Overview
The Citizens' House is a large-scale experiment in non-plutocratic governance (opens new window) and retroactive funding of public goods. The Citizens’ House will work alongside the Token House to govern the Optimism Collective.
In its first stage, the Citizens’ House is solely responsible for voting on retroactive public goods funding (RetroPGF). The initial set of Citizens in this stage is determined by (a) criteria set by the Optimism Foundation and (b) a special election from the Token House. During this bootstrapping phase, the Optimism Foundation will determine the scope and amount of each funding round, as well as administer the voting process. Holding a voting badge in this initial set of Citizens does not guarantee permanent citizenship or voting rights in all future rounds of RetroPGF.
In future stages, the Citizens’ House role will expand. For example, in addition to voting on RetroPGF funding, the Citizens’ House will work alongside the Token House to govern allocation of protocol profit, collaborate on criteria for participation in the Citizens’ House, and engage in a system of checks and balances to enforce the Collective’s Codes of Conduct.

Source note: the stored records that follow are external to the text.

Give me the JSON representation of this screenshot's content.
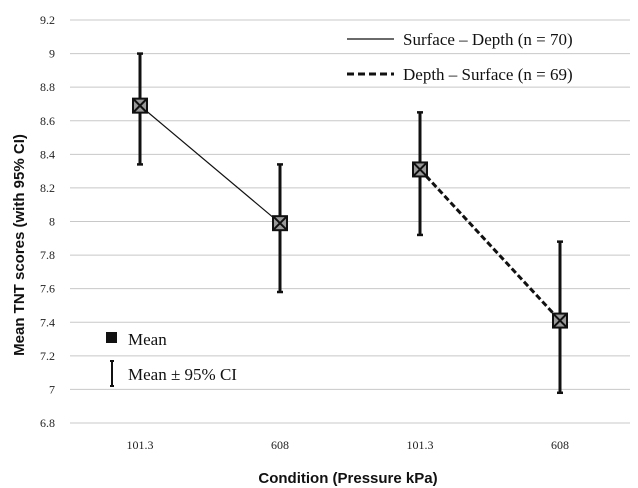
{
  "chart_data": {
    "type": "line",
    "title": "",
    "xlabel": "Condition  (Pressure kPa)",
    "ylabel": "Mean TNT scores (with 95% CI)",
    "categories": [
      "101.3",
      "608",
      "101.3",
      "608"
    ],
    "ylim": [
      6.8,
      9.2
    ],
    "ytick_step": 0.2,
    "yticks": [
      "6.8",
      "7",
      "7.2",
      "7.4",
      "7.6",
      "7.8",
      "8",
      "8.2",
      "8.4",
      "8.6",
      "8.8",
      "9",
      "9.2"
    ],
    "grid": true,
    "legend_position": "top-right",
    "series": [
      {
        "name": "Surface – Depth (n = 70)",
        "line_style": "solid",
        "x_index": [
          0,
          1
        ],
        "mean": [
          8.69,
          7.99
        ],
        "ci_low": [
          8.34,
          7.58
        ],
        "ci_high": [
          9.0,
          8.34
        ]
      },
      {
        "name": "Depth – Surface (n = 69)",
        "line_style": "dashed",
        "x_index": [
          2,
          3
        ],
        "mean": [
          8.31,
          7.41
        ],
        "ci_low": [
          7.92,
          6.98
        ],
        "ci_high": [
          8.65,
          7.88
        ]
      }
    ],
    "key": {
      "mean_label": "Mean",
      "ci_label": "Mean ± 95% CI"
    },
    "colors": {
      "line": "#111111",
      "marker_fill": "#9a9a9a",
      "grid": "#c8c8c8"
    }
  }
}
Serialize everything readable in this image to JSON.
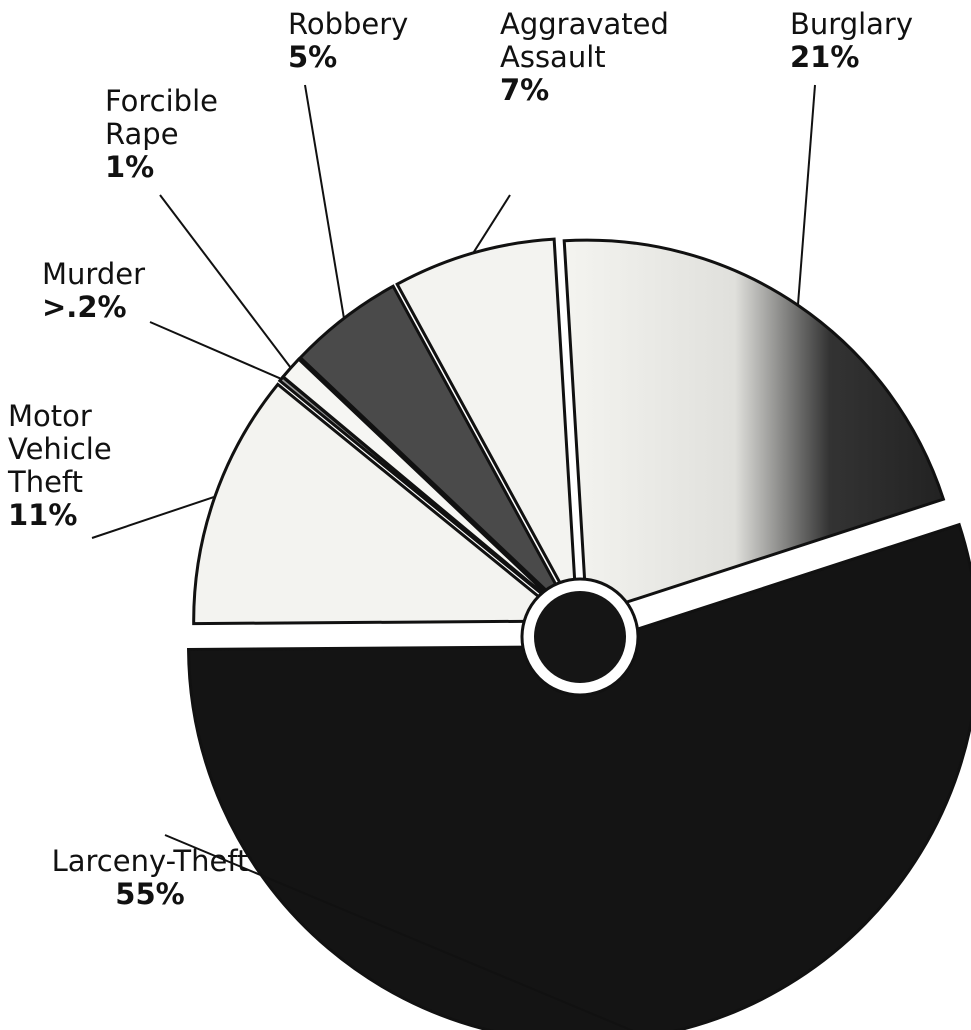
{
  "chart_data": {
    "type": "pie",
    "categories": [
      "Larceny-Theft",
      "Motor Vehicle Theft",
      "Murder",
      "Forcible Rape",
      "Robbery",
      "Aggravated Assault",
      "Burglary"
    ],
    "values": [
      55,
      11,
      0.2,
      1,
      5,
      7,
      21
    ],
    "value_labels": [
      "55%",
      "11%",
      ">.2%",
      "1%",
      "5%",
      "7%",
      "21%"
    ],
    "colors": [
      "#141414",
      "#f3f3f0",
      "#9a9a9a",
      "#f6f6f3",
      "#4a4a4a",
      "#f3f3f0",
      "#8a8a8a"
    ]
  }
}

Funding for RetroPGF can come from:
- 20% of the initial OP supply
- Redeployment of some profit generated by the Optimism protocol
Many values-aligned projects on Optimism have also chosen to contribute a portion of their revenue to retroPGF. If your project wants to contribute funds, you can send ETH, ERC-20 tokens, or NFTs to the ENS address retroPGF.eth. It is supported on Optimism (opens new window) as well as Ethereum mainnet (opens new window). Everything donated retroPGF.eth will be allocated to a RetroPGF round.
What is described here is an initial experiment for RetroPGF 2. The specifics of this system will evolve as the Collective grows.
# How RetroPGF Works
RetroPGF stands for Retroactive Public Goods Funding. This is a series of experiments where members of the Citizens’ House allocate protocol profits or portions of the token treasury to projects they deem have provided substantial public good along certain criteria.
RetroPGF is based on the idea that it’s easier to determine what was useful than to issue proactive grants for what might be useful.
In each round of RetroPGF, Citizens vote on how to allocate funding looking backwards over a prescribed time period. These rewards create strong incentives for people to build public goods that benefit the Optimism Collective. The aggregate effect is an ecosystem that is easier to build on, learn about, and connect to, in turn driving application usage and generating more demand for blockspace. By funding public goods sustainably, the Collective can create a rich ecosystem and a better economy.
RetroPGF also provides possible exit liquidity for public goods projects, which opens up a market for early investment in those projects. This means builders can:
- Be compensated for their positive contributions without generating direct revenue
- Raise capital to bootstrap based on the early potential and promise of their project
RetroPGF is core to Optimism’s value of impact = profit
: the idea that that positive impact to the collective should be rewarded with profit to the individual.
In 2021, Optimism ran its first round of RetroPGF (opens new window). Community members voted to distribute $1 million across 58 open source software projects.
RetroPGF 2 takes place in Jan 2023. Read more here.
# A Commitment to Experimentation
RetroPGF is a longterm bet to build the future Optimists want to see. The Collective will conduct regular rounds of RetroPGF, each different from the last. This is an emergent process that will take community participation to grow and prune.
RetroPGF has three core components, each with substantial surface area for experimentation.
- Impact scoping: what should the Collective fund? How is it defined and decided on?
- Impact scoring: how does the Citizens’ House evaluate impact? What units, process, or tools do we use?
- Impact settlement: how does voting work?
For the first several rounds of RetroPGF, the Optimism Foundation will decide on scope and voting mechanics with input from the community. Eventually the set of variables around what to fund, how much to fund, and how to vote will be up to the Citizens’ House, with checks and balances from the Token House.
Over time, the Collective aims to expand the scope of RetroPGF to support the production of public goods beyond the immediate Optimism ecosystem. To get there, we must refine the tools and processes used for RetroPGF based on regular experimentation.